Ma siccome spesso la tracotanza si accompagna alla miopia, fu questo gesto ad aver generato l’inaspettata diffusione della cultura urbanistica alternativa in tante pieghe della società: se infatti Urbanistica informazioni era limitata al mondo degli specialisti, la nuova avventura salzaniana avrebbe permeato pezzi importanti della società italiana.
Dopo la defenestrazione, Eddy ideò e costruì nella splendida solitudine veneziana Eddyburg, un sito che inizialmente (2003) conteneva –oltre alla prima sintetica documentazione in materia urbanistica- anche le foto delle età della sua vita, le ricette culinarie preferite e tante altre stupende cose. Impostazione questa che alle prime cavie costrette a frequentare il sito appariva al più come un geniale passatempo. Come si poteva coniugare infatti l’urbanistica con la ricetta della marmellata di arance?

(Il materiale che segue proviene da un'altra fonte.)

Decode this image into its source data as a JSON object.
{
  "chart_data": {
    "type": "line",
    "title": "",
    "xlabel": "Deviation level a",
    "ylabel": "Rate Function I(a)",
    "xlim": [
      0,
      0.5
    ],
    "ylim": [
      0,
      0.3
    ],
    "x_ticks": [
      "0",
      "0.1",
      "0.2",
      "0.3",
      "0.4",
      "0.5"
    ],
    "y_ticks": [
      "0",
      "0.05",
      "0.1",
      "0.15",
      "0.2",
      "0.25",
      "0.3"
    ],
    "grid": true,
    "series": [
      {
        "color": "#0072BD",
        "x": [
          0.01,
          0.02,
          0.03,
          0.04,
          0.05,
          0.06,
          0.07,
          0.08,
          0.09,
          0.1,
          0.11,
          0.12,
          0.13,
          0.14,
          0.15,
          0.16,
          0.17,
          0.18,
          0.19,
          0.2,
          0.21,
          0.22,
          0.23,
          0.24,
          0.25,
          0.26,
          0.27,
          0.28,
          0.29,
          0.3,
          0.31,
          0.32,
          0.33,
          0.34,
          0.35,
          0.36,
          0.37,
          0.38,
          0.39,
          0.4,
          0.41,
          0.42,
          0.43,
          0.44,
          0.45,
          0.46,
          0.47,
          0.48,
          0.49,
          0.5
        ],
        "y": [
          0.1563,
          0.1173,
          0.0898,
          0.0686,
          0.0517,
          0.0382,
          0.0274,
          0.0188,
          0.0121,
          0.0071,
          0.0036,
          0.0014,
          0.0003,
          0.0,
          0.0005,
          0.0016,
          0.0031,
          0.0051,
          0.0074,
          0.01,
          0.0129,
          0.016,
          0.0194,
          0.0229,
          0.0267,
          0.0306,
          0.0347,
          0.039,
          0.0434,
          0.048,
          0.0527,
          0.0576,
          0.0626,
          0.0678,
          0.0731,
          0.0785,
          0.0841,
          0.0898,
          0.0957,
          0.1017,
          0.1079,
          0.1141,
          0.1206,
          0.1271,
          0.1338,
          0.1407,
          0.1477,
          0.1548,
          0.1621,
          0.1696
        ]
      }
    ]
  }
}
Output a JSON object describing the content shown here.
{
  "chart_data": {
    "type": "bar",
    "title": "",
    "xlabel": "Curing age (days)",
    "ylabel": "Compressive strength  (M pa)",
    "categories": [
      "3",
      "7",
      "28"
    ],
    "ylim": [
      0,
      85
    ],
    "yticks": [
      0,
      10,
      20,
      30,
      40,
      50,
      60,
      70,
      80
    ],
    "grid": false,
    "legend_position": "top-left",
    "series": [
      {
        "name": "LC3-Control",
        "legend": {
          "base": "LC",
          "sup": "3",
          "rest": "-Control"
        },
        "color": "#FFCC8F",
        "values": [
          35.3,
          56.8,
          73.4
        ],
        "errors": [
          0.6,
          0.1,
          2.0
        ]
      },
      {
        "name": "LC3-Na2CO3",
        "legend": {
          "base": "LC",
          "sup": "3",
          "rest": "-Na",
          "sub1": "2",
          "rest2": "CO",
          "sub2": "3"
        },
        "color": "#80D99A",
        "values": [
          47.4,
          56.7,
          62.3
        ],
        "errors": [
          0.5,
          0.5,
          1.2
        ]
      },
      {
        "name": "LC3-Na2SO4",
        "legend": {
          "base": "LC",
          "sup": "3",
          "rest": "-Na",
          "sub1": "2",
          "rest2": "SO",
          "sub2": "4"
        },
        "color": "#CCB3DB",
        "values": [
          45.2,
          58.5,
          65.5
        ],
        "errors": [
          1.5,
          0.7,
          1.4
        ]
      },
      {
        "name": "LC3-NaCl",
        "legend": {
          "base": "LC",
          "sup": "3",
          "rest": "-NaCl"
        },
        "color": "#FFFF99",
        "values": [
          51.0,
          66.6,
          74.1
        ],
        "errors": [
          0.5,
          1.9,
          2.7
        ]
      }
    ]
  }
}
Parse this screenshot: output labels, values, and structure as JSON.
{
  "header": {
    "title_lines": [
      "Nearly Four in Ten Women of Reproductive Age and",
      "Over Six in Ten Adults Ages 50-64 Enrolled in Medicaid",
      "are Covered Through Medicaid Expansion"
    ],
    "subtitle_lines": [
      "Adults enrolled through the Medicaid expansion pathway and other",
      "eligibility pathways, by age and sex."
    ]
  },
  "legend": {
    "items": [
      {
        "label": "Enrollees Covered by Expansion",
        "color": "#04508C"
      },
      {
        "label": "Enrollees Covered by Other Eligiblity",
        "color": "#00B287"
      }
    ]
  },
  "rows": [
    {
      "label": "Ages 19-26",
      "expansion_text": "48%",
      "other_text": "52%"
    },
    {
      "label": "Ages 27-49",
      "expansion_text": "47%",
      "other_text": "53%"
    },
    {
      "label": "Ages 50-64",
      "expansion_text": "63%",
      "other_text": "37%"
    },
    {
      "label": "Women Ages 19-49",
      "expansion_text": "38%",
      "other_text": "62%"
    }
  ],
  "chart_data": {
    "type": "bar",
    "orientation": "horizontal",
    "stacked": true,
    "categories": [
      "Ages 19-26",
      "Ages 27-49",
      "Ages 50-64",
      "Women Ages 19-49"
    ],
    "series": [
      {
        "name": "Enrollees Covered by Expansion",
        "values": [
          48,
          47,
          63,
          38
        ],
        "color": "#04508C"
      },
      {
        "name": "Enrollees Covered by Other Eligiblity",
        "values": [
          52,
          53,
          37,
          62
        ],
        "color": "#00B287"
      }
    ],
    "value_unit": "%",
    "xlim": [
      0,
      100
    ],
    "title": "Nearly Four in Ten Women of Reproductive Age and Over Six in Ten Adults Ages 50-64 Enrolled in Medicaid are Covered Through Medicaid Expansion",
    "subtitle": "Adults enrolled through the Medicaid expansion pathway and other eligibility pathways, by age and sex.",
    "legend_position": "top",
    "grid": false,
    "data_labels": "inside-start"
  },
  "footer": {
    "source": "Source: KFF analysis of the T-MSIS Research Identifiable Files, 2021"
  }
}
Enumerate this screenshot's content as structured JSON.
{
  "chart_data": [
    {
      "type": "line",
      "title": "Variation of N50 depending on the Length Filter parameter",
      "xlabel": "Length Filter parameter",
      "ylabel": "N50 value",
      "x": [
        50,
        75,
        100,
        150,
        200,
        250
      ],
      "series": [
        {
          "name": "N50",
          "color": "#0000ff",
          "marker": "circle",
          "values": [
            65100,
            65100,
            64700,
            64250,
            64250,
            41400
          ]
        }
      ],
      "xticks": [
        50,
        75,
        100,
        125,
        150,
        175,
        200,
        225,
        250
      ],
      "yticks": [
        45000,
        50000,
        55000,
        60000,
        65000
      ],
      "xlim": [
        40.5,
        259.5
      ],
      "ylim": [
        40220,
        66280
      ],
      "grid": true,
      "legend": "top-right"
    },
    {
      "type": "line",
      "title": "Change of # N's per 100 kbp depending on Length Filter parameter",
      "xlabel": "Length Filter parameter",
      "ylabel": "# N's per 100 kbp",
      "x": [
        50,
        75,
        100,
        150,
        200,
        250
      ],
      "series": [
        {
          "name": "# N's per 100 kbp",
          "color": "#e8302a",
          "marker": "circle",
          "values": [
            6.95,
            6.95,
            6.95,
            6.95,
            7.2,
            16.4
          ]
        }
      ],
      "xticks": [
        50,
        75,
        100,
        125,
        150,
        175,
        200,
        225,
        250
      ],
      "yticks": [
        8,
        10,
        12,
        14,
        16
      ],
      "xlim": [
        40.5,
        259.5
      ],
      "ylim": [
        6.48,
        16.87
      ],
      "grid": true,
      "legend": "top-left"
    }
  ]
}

Sbagliavano di grosso quelle prime incolpevoli vittime del sito: da lì a qualche anno Eddyburg sarebbe diventato il sito più visitato e autorevole dell’urbanistica italiana. Oggi non c’è amministratore, tecnico delle amministrazioni pubbliche, giornalista o uomo di cultura che non tragga da quel prezioso giacimento ispirazione per le proprie azioni quotidiane o per la maturazione di una autonoma posizione culturale in materia. E in questo periodo caratterizzato dal crollo della rappresentanza politica, Eddyburg è diventato anche uno dei principali punti di riferimento della rete del vasto mondo dei comitati che nascono in ogni luogo d’Italia contro il saccheggio del territorio e delle associazioni che portano avanti rivendicazioni di grande importanza.
Mi riferisco ad esempio a Stop al consumo di suolo, l’associazione guidata dal sindaco di Cassinetta di Lugagnano, Domenico Finiguerra, che associa i comuni che hanno deciso di dire basta alla fase dell’espansione urbana, alla Rete toscana per la difesa del territorio guidata da Alberto Asor Rosa, all’Arcipelago Napoli e tante altre meritorie associazioni che sarebbe lungo elencare. Insomma, in una fase ancora segnata dalla cultura neoliberista –in questi giorni il governo Berlusconi sta varando il quarto condono edilizio che rende sanabili anche gli abusi compiuti in aree sottoposte a vincolo paesistico e ambientale- Eddyburg è una grande officina di formazione di una nuova cultura di governo del territorio che non tarderà ad affermarsi nel nostro paese. Una cultura che individua nella città uno straordinario bene comune il cui destino deve essere affidato nelle mani della società civile e non della speculazione.
E, dopo i tanti meriti acquisiti nel corso degli anni – puntualmente elencati nel bel libro-, sarà questo il più importante successo di Edoardo Salzano.